Battery storage is one of the pricier home energy upgrades, and renters are often excluded from it. Octopus Energy says it wants to broaden access with a shoebox-sized battery for tenants, alongside a larger home system for owners looking for an alternative to the Tesla Powerwall.
What happened?
Octopus Energy used its recent Energy Tech Summit to introduce Nook, a battery range that is designed with both renters and homeowners in mind.
According to TechRadar, the new products are the Octopus Nook Cube — a 2-kilowatt-hour unit that plugs into a regular wall outlet — and the Octopus Nook Colossus, a wall-mounted battery offered in 5-kWh and 10-kWh sizes.
Because it plugs in rather than requiring a more permanent setup, the Cube could remove one of the main barriers renters face to home energy technology. TechRadar said Octopus plans to let customers expand capacity, using its app to add more Cube units until they reach 10.5 kWh.
The homeowner model can also be expanded: multiple Colossus units can be combined for up to 30 kWh of storage, putting it in direct competition with larger home battery systems already on the market.
Octopus says both batteries can work with existing solar panels, and each comes with a 12-year warranty. TechRadar reported that the company expects to start sales next year in the UK, Germany, France, Italy, and Spain, meaning buyers will likely not see them before 2027.
Why does it matter?
The appeal of a home battery lies in timing: it lets households store electricity when rates are cheaper and use it later when energy prices rise. For people dealing with unpredictable utility bills, that can mean more control over when electricity is used and how much it costs.

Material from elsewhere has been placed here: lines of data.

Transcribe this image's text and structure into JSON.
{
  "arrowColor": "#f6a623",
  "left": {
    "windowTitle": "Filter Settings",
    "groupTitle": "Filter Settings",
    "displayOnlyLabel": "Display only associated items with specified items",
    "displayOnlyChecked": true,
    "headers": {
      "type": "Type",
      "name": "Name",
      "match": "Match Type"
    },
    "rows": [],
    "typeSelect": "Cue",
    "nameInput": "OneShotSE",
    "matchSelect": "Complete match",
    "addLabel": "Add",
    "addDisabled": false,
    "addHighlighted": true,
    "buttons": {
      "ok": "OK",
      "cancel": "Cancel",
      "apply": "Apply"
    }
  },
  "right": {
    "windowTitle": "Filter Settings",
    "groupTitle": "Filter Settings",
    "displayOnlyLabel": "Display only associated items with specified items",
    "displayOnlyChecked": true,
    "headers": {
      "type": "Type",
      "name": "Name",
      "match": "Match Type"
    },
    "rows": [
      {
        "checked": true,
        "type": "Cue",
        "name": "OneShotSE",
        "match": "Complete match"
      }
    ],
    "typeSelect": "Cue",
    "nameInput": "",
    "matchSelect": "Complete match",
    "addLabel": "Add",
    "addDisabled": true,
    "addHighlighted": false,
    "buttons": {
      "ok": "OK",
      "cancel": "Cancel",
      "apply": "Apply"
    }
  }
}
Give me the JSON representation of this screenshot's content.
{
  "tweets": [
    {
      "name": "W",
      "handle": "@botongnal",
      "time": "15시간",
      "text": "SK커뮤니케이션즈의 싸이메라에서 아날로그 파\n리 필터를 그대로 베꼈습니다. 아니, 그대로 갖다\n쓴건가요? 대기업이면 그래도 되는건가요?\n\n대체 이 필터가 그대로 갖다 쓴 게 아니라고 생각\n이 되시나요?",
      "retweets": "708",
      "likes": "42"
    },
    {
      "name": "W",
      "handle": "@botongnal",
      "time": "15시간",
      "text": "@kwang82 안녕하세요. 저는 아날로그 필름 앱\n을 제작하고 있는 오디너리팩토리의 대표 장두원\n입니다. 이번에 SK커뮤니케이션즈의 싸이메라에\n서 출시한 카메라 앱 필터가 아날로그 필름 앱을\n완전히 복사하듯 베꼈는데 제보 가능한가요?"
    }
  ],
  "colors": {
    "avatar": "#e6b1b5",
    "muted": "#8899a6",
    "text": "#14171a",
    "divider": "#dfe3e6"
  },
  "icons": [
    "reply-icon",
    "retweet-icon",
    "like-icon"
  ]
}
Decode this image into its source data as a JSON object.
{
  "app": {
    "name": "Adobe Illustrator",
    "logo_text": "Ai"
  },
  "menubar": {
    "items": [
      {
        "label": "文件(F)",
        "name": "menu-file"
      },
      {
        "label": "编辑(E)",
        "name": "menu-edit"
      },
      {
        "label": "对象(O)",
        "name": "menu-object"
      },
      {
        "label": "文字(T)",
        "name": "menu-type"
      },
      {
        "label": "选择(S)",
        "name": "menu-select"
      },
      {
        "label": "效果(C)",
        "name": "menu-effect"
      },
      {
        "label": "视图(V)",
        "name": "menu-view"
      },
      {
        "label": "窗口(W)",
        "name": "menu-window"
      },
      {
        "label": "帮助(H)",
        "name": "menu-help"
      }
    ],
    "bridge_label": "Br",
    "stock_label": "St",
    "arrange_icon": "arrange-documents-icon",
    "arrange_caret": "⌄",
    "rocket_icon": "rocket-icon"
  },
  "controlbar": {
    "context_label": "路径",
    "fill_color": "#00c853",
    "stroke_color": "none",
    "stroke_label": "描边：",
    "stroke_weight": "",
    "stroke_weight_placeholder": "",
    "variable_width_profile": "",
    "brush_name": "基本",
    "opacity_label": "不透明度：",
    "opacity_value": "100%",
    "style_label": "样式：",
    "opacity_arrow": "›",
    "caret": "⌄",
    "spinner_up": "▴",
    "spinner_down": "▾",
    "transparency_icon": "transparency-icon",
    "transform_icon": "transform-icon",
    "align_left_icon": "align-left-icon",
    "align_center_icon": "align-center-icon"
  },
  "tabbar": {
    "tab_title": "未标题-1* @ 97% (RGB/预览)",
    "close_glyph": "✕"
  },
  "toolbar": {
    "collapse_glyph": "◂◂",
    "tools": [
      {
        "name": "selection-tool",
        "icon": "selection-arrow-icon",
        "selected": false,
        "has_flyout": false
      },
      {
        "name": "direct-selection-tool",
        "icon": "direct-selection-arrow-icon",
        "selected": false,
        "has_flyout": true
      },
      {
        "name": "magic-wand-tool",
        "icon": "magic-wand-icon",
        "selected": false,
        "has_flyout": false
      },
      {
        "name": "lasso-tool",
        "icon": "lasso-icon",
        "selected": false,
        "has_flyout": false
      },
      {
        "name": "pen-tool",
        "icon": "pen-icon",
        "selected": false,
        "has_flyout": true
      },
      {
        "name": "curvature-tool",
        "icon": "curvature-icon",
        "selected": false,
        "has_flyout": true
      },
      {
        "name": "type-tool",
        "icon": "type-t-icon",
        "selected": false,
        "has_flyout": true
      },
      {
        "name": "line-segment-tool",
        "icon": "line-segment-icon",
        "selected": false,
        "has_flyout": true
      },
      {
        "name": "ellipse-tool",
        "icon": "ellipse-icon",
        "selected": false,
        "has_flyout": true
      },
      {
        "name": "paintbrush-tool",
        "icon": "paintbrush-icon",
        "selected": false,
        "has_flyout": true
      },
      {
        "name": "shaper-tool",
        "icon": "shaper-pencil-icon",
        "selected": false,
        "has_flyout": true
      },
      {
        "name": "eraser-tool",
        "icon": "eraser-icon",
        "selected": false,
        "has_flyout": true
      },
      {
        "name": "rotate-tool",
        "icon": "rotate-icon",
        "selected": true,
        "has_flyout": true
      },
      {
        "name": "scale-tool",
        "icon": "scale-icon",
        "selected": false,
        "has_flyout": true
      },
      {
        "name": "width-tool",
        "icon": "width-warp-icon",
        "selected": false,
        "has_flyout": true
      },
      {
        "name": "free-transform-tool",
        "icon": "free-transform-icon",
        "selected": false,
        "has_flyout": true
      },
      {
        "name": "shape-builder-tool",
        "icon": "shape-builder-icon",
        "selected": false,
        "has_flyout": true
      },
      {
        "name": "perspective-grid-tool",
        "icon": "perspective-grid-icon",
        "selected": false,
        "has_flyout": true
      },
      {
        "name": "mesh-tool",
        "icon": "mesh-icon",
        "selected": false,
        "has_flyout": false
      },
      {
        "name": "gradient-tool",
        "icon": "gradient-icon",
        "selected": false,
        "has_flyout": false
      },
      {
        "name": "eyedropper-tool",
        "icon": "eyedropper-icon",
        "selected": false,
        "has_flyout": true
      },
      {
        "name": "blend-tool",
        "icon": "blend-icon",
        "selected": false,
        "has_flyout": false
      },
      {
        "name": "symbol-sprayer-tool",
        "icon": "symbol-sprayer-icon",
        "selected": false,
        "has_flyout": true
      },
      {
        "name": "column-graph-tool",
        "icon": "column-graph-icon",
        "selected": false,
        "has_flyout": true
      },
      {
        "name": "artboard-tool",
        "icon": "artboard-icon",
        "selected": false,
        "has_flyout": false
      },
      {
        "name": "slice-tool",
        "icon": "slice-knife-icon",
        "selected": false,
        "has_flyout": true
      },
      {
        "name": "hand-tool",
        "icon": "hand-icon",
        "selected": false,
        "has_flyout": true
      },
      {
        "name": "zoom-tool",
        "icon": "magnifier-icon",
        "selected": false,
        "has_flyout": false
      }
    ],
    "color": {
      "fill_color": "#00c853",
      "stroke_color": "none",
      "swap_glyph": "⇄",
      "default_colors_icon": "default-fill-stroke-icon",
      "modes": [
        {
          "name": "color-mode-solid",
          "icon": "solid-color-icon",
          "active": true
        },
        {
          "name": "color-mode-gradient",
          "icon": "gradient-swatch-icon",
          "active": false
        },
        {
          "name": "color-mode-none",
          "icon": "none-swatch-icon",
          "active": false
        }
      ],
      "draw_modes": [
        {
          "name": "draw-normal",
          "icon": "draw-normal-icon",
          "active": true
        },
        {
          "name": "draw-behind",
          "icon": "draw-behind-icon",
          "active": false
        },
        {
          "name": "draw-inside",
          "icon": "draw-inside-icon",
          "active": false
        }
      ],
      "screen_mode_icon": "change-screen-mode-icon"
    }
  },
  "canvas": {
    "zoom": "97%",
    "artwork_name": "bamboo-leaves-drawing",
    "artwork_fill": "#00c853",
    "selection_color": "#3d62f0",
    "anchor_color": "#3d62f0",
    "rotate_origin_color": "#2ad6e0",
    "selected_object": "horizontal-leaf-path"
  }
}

TechRadar cited Octopus as saying that customers on its smart tariffs have already collectively saved around $1.3 billion on energy costs, suggesting that batteries paired with time-based pricing could reduce bills even further.
A plug-in battery could make storage more realistic for tenants, who often are not allowed to make permanent changes to where they live. By eliminating the need for engineer-led installation, the renter model lowers that barrier.
For people with solar panels, batteries can also help capture more of that energy for use after sunset instead of sending it away unused.
What are people saying?
Greg Jackson, Founder and CEO of Octopus Energy Group, said, "Home batteries are a brilliant piece of tech and one of the smartest ways to cut energy bills right now." He added: "Offering Octopus batteries to our customers is a big step in our mission to help people to tap into the cheapest energy possible."
TechRadar characterized the Colossus as "a genuine rival to Tesla's Powerwall lineup."